In 2016, women made up 47 percent of the American labor force, but only 29 percent of the manufacturing workforce, according to a survey conducted by The Manufacturing Institute, APICS and Deloitte.
"Many women don't realize the possibilities for personal and professional satisfaction and a stable career in the manufacturing industry," says Julie Davis, Association of Equipment Manufacturing director of workforce development. "Women who need to reposition their post COVID-19 careers should step forward into manufacturing."
Reasons for women to consider a career in manufacturing include:
- Financial: Wages for women in manufacturing tend to exceed those paid in traditional female-filled positions.
- Educational: Money is available from many businesses for retraining women for manufacturing jobs. Given the job losses many women have experienced in industries hurt by the ongoing coronavirus pandemic, such as the restaurant, hospitality, and other service industries, the manufacturing industry offers an opportunity to learn new skills and embark on a new and sustainable career path.
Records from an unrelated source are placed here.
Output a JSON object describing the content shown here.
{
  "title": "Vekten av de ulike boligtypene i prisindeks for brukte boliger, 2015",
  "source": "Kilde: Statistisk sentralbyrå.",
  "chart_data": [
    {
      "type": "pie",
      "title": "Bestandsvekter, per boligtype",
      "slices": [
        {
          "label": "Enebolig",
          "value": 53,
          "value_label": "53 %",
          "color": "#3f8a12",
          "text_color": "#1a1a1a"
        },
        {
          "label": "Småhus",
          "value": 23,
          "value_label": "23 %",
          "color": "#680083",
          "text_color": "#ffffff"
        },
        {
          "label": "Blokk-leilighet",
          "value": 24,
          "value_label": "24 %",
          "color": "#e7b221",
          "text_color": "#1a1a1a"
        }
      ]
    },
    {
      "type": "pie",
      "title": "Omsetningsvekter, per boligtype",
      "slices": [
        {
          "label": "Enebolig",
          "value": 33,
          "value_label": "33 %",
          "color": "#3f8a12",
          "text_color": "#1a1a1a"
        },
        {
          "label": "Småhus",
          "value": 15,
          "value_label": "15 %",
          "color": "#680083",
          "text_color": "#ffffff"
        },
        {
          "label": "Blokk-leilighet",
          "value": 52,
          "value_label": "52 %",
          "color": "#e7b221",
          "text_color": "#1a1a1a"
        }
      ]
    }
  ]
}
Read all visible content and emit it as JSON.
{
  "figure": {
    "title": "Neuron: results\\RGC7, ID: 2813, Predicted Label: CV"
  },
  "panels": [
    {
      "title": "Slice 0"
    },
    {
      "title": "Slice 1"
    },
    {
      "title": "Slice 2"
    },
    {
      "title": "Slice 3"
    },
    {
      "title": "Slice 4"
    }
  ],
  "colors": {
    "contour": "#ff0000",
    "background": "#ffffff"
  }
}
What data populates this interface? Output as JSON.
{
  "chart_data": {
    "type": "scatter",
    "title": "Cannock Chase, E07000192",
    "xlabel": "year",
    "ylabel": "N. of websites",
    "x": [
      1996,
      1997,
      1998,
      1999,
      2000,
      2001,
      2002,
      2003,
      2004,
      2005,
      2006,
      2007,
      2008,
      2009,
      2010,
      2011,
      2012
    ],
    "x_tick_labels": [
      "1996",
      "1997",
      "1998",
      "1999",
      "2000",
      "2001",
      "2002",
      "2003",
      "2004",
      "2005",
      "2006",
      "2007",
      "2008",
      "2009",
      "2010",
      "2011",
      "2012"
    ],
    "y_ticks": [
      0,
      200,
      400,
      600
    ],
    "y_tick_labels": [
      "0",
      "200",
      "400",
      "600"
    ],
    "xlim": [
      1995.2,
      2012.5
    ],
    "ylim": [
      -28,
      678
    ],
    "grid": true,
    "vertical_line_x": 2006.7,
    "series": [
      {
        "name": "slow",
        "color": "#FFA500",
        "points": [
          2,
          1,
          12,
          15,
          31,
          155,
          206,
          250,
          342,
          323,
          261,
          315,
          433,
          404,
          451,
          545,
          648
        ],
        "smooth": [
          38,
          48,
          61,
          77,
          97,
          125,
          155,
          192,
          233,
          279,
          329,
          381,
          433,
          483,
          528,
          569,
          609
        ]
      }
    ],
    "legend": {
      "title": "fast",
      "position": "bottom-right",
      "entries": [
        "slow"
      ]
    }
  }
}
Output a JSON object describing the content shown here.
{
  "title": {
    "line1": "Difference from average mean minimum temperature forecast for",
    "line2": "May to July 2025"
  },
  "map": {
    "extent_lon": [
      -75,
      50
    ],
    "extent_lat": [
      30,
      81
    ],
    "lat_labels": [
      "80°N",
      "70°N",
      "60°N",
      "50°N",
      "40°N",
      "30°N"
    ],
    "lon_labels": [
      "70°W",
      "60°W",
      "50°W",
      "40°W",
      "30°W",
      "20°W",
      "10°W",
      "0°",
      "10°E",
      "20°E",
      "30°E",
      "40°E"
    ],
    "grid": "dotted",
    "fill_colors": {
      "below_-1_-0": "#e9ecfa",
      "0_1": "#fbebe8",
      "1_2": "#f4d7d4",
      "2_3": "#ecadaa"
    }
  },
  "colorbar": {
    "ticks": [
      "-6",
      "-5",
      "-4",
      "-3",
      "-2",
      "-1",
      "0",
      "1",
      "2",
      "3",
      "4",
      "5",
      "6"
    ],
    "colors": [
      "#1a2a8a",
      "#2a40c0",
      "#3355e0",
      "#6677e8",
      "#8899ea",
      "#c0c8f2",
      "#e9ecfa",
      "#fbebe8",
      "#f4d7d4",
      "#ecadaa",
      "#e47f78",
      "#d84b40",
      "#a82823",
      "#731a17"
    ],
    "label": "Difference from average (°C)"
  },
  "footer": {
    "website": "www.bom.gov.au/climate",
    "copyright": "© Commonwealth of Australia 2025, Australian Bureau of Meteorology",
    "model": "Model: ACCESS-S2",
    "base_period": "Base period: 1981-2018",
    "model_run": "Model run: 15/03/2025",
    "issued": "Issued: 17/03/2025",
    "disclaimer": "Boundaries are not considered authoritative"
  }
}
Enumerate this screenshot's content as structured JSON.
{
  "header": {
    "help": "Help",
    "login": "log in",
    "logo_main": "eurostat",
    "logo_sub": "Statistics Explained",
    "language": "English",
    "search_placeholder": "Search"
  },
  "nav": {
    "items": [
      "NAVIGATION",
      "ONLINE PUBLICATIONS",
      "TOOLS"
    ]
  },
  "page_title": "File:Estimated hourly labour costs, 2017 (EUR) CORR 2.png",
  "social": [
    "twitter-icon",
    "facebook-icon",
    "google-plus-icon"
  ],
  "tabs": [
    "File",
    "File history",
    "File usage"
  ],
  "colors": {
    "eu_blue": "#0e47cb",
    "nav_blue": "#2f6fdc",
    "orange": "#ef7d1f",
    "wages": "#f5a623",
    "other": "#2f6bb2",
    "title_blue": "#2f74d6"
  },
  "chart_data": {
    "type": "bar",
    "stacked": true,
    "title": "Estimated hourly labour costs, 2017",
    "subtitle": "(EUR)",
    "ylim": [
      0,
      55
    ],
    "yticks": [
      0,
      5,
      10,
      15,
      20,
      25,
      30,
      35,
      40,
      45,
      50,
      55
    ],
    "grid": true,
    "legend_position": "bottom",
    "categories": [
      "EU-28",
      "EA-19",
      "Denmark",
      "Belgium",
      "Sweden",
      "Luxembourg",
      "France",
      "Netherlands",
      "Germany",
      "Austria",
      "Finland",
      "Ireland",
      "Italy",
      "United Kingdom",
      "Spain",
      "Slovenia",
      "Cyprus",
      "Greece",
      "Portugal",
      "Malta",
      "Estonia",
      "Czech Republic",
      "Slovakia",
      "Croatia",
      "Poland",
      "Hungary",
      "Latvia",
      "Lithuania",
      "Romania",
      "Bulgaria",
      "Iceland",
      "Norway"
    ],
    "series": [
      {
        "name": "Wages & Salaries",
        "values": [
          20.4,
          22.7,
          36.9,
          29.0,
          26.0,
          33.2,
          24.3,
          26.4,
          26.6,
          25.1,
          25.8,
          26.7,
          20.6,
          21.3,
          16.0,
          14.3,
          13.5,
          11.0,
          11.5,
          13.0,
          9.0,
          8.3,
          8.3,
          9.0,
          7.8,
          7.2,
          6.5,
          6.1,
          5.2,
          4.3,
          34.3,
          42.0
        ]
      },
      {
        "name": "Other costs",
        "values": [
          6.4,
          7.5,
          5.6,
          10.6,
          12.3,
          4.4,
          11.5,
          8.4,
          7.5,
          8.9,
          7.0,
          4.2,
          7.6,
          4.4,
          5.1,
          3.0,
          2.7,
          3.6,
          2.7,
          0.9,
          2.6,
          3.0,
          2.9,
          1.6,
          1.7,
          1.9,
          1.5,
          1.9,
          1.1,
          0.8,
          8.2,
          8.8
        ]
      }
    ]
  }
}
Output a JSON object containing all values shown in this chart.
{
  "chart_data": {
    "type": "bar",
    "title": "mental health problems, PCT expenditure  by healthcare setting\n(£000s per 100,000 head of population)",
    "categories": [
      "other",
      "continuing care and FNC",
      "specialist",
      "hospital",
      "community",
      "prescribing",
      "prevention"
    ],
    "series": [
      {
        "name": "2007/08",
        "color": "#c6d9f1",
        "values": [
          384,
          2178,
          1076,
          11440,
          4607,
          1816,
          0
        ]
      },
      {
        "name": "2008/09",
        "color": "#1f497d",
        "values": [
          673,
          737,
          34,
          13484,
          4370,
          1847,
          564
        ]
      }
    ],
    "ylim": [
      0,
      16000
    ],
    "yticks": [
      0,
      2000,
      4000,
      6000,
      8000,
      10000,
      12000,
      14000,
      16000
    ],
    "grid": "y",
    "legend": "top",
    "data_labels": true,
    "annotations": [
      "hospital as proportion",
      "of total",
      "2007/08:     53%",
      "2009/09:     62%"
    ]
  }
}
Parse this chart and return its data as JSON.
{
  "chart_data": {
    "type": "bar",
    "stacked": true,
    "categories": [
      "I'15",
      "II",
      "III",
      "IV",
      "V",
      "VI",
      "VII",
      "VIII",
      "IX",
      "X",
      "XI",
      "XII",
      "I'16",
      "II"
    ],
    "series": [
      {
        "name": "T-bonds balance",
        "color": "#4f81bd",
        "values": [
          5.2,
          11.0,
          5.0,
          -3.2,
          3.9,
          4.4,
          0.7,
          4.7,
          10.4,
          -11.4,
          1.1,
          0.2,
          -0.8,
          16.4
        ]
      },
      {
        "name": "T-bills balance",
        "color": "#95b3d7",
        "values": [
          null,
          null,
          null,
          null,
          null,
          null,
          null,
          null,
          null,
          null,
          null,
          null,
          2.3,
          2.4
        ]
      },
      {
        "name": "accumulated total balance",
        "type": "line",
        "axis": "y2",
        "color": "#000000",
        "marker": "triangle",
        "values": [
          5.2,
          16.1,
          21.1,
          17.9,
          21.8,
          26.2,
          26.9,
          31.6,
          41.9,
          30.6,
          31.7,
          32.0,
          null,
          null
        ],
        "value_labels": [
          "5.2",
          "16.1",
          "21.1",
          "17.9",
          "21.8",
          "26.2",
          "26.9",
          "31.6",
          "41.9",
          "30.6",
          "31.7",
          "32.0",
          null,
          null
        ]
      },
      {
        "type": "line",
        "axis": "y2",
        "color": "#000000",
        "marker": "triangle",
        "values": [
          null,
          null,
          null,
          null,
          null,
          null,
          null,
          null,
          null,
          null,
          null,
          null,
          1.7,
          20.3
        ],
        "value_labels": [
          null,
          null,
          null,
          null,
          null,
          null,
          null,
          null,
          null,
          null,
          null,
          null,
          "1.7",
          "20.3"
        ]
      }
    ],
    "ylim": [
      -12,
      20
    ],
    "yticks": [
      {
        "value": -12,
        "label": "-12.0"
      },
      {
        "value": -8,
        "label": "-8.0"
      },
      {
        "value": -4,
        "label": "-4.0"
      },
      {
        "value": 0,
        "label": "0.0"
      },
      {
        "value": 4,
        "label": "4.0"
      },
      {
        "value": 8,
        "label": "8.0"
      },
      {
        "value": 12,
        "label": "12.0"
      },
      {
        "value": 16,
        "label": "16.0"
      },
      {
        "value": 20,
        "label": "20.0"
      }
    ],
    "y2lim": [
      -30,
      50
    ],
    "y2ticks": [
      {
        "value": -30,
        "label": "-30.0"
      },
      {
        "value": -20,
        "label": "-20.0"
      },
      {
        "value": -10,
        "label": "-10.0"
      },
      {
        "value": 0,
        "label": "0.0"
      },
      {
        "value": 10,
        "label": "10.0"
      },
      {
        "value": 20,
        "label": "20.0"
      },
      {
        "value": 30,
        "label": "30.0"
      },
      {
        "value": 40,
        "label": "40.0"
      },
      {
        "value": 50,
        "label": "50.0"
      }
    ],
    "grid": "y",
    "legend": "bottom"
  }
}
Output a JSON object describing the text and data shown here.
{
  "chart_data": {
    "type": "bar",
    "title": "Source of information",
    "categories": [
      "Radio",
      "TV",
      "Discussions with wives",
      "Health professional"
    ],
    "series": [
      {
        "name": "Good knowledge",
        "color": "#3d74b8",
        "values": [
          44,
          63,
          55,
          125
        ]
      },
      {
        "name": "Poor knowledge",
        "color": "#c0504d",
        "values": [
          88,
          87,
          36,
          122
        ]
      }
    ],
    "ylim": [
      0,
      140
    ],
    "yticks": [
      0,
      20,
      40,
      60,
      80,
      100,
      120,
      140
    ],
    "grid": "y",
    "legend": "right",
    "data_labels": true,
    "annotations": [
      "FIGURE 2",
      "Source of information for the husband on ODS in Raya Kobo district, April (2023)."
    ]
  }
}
- Practical. Many manufacturing jobs that used to demand more in terms of size and strength no longer apply; the adoption of technology means new, high-tech jobs that level the playing field for male and female employees.
- Inclusive. The manufacturing industry is committed to diversity and inclusion. For example, safety equipment is now available in women's sizes to reflect the changing demographics of the industry and desire to reach out to women about the benefits of manufacturing careers. Apprenticeship programs are available across the United States to help women enter the manufacturing industry and to provide solidarity and support with other women professionals in the field.
The Association of Equipment Manufacturers (AEM), an organization dedicated to supporting North America's manufacturers of construction and agricultural equipment, offers four tips for women who want to explore careers in manufacturing:
- Look locally. Investigate which manufacturing facilities are located in your area, and check out their job listings and training opportunities.
- Look nationally. Get support for your job search by connecting with the National Center for Women's Equity in Apprenticeship and Employment.
- Look for help. A local job center may have leads on jobs and training, and also may be able to provide child care, housing, or other support for women while they participate in training programs.